La Maison-Blanche a déclaré qu'elle décidera quels journalistes auront accès au président américain Donald Trump dans des environnements privés comme l'Oval Office, une mesure que certains avertissements peuvent être dangereux “” pour l'avenir de la démocratie américaine, écrit Euronews. Pendant des décennies, l'Association des Correspondants [...]
Pendant des décennies, l'association des correspondants de la Maison Blanche (WHCA), un groupe indépendant de journalistes, a surveillé le prochain groupe de journalistes à avoir accès au président américain lorsque l'espace est limité.
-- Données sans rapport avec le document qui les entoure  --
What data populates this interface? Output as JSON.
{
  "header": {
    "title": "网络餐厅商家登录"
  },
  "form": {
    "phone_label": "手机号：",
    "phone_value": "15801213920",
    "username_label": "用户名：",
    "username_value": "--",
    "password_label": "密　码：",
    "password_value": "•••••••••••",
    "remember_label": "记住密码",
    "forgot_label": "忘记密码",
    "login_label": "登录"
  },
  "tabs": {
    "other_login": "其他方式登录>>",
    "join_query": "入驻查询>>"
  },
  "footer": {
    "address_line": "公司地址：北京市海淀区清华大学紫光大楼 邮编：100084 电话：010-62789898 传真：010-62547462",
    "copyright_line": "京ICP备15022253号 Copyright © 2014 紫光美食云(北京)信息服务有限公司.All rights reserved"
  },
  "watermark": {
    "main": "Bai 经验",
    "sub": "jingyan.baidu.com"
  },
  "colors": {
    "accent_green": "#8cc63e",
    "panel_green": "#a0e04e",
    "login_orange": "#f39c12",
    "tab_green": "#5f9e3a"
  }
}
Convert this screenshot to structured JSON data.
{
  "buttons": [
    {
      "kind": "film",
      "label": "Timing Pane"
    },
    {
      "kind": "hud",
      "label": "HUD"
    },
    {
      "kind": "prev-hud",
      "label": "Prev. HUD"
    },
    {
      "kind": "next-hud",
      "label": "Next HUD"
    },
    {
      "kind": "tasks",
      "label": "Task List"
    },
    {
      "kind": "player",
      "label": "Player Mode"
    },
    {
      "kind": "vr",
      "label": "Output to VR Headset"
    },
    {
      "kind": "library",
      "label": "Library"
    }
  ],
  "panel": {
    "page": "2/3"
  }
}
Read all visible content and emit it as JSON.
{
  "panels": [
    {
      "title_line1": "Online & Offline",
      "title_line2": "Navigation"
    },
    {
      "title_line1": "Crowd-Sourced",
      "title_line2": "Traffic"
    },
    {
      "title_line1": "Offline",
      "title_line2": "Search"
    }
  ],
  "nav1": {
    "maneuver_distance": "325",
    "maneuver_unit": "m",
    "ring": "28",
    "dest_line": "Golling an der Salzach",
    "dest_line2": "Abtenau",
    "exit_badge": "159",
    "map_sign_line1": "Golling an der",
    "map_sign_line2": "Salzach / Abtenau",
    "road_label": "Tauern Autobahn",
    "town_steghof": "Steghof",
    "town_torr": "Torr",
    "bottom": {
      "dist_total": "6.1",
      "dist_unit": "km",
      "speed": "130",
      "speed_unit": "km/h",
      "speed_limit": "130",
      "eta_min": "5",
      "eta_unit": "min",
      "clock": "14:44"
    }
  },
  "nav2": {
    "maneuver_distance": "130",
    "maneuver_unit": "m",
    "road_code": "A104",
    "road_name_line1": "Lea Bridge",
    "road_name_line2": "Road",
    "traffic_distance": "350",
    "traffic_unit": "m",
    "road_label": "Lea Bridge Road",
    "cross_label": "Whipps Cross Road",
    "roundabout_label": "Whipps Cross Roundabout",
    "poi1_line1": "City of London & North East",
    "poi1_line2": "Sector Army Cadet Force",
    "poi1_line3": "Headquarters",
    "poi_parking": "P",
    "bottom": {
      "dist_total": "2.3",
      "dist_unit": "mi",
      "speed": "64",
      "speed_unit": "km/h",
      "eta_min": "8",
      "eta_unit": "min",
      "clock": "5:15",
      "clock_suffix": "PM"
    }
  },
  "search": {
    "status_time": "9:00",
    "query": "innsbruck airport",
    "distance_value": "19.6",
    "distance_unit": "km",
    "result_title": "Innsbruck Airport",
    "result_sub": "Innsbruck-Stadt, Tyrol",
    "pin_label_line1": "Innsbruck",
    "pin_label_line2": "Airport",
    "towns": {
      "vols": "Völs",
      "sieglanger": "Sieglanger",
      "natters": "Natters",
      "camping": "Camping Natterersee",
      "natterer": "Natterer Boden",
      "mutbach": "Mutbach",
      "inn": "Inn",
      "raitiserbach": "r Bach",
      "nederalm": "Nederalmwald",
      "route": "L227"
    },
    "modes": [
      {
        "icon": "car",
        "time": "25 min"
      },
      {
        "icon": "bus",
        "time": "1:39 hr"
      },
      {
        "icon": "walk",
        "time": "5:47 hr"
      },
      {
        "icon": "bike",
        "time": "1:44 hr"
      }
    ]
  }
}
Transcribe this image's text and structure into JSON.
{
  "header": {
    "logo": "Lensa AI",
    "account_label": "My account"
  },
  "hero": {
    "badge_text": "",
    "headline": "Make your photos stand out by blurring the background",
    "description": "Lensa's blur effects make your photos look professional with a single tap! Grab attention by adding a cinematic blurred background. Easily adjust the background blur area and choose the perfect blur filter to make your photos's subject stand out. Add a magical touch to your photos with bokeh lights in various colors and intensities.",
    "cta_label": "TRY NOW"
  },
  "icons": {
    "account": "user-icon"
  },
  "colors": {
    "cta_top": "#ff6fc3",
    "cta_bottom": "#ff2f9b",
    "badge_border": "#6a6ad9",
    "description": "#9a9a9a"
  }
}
Cependant, la secrétaire de presse de la Maison Blanche Caroline Leavet a annoncé mardi que l'administration Trump mettrait fin à ce système, télédiffusé.
L'équipe de presse <x0 de la Maison-Blanche, dans cette administration, déterminera qui bénéficiera d'un accès très privilégié et limité à des espaces tels que la Force aérienne One et le Bureau ovale”, a déclaré Leavitt.
La secrétaire de presse de Trump a tenté de justifier cette décision en tant que loi de modernisation.
“Un groupe de journalistes basés à DC ne devrait plus avoir le monopole de l'accès de la presse à la Maison Blanche”, a-t-elle déclaré aux journalistes.
C'est au-delà du temps que l'opération de presse de la Maison Blanche reflétait les habitudes des médias américains en 2025, pas en 1925”, a-t-elle ajouté.
Son annonce est venue un jour après qu'un juge nommé par Trump a rejeté une demande de l'Associated Press de revenir aux événements présidentiels unis.
L'administration Trump a interdit à l'agence de presse d'avoir des journalistes dans Air Force One et le Bureau Ovale en raison de sa décision de continuer à utiliser le “Gulf du Mexique” au lieu de la “Justice of America”.
Trump, qui a ordonné un changement de nom au début de son second mandat présidentiel, a lié l'affaire AP à la décision du groupe de presse, annoncée par Leavyt mardi.
Les experts en médias sont concernés par le développement, car il donne à Trump le pouvoir de choisir qui le couvre.
Jon Marshall, professeur d'histoire des médias à l'Université Northwestern, a décrit le changement comme “un mouvement dangereux pour la démocratie”.